Yes, we know Rajdeep Sardesai has been there, done that too. Sardesai was like a river in spate, no full stops, lots of cascades, plenty of torrents. Khare is more like a river in the plains, quiet, unobtrusive, still and profound. Sardesai had passion, Khare is almost like a geometrician. Right at the beginning he writes about his work, “There is no inside information, no scoop, no breaking news.” Sounds a tad disappointing? Only to those for whom every literary work has to have a degree of sensationalism. Immediately after, Khare writes the way only he can. “A General Election is the biggest mass ceremony we perform in India. It is bigger than the ritual holy bath by millions during the mammoth Kumbh Mela, bigger than any Haj congregation, bigger than Diwali, Dussehra, Holi, Eid or Christmas.” Who could have compared our elections to the Kumbh Mela or Haj?

Then, the seasoned journalist in him comes to the fore as he writes with a blend of sagacity and perspicacity. During the heat of the elections, he had written, “It is the fourth week of March, and the election campaign is in full swing. I am somehow troubled that the media has abandoned any pretext of neutrality, objectivity and all other professional virtues in its coverage, especially in its reportage of BJP prime ministerial candidate Narendra Modi,” adding, “If money could buy an election, then the Bharatiya Janata Party is home and dry. If Corporate India could help purchase a mandate, then Mr Narendra Modi has already been sworn in, in that nice little ceremony in the forecourt of Rashtrapati Bhavan. And if the media’s professional gullibility could create a ‘lehar’, then India stands joyfully restored to the decisive leadership of decisive deshbhakts. All that remains is for us all to bow our heads and say amen.”

What Khare writes about the media taking leave of objectivity was amply proved by some of the books on and around Modi that hit the market in the run-up to the elections. A couple of journalists turned authors and decided to paint a halo around Modi with hagiographies that masqueraded as biographies. Amazingly, they circulated myths and make-believe like irrefutable logic and reason and happily touted Modi as the panacea for all the maladies afflicting the nation.

The pompous names of the books left little scope for imagination or even curiosity. “Narendra Modi: Yes, He Can…Only He Can Save India From Impending Doom” and “The Game Changer” were class studies on the winds of change and the crop many were looking to harvest. Some authors talked of Modi’s alleged fight with a crocodile, almost in Hindi film fashion, reminding many of Amitabh Bachchan and Dharmendra’s potboilers of the ’80s. Others sought to paint him like the Budha in the context of desertion of his wife!
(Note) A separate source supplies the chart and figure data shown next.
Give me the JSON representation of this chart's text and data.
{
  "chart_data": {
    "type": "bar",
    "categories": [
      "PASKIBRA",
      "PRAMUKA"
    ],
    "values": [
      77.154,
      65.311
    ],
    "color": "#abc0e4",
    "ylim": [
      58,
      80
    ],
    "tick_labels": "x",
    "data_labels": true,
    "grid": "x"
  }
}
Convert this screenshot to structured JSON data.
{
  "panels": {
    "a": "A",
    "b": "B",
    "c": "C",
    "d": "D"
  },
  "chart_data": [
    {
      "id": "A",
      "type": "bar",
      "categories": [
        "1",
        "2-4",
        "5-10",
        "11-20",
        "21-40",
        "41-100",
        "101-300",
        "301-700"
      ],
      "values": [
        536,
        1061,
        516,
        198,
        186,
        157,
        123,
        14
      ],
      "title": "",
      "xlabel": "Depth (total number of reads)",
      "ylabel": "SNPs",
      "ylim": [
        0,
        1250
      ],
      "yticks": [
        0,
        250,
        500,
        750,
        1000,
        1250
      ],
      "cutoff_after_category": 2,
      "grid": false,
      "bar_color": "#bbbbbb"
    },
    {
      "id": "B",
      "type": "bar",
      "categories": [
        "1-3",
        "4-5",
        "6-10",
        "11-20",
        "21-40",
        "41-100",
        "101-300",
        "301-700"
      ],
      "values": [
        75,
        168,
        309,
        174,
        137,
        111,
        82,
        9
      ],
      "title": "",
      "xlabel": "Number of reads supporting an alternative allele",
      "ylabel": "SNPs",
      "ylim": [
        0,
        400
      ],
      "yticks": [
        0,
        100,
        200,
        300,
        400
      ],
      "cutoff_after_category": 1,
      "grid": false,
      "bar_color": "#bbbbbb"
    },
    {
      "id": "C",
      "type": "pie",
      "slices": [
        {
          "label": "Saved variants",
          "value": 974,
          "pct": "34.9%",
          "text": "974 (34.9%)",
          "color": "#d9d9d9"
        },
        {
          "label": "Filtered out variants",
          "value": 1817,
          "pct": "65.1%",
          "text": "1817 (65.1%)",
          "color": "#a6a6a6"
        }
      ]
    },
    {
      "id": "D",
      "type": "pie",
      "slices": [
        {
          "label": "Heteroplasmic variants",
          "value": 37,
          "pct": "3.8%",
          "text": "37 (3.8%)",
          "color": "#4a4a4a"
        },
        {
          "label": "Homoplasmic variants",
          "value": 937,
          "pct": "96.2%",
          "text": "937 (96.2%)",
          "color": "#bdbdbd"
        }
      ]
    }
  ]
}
Then there was a book by Nikita Parmar and Paavani Sinha where even Modi’s alleged love for cooking, swimming and pets was expressed with a ring of the divine.

Then there were books by seasoned journalists Nilanjan Mukhopadhyay and Kingshuk Nag which were, mercifully, far removed from the eulogies penned with relish across the year. However, the fact that these well established media men decided to write about Modi showed that the Gujarat CM had captured the fancy of the nation; a fancy at least in part created by the media. Like the magic broom in Harry Potter took fans to a fantasy land, we were sought to be taken to a dream world where one hero put everything right. The reality lay elsewhere. We had to wait for the politely persuasive Khare to drive home the point.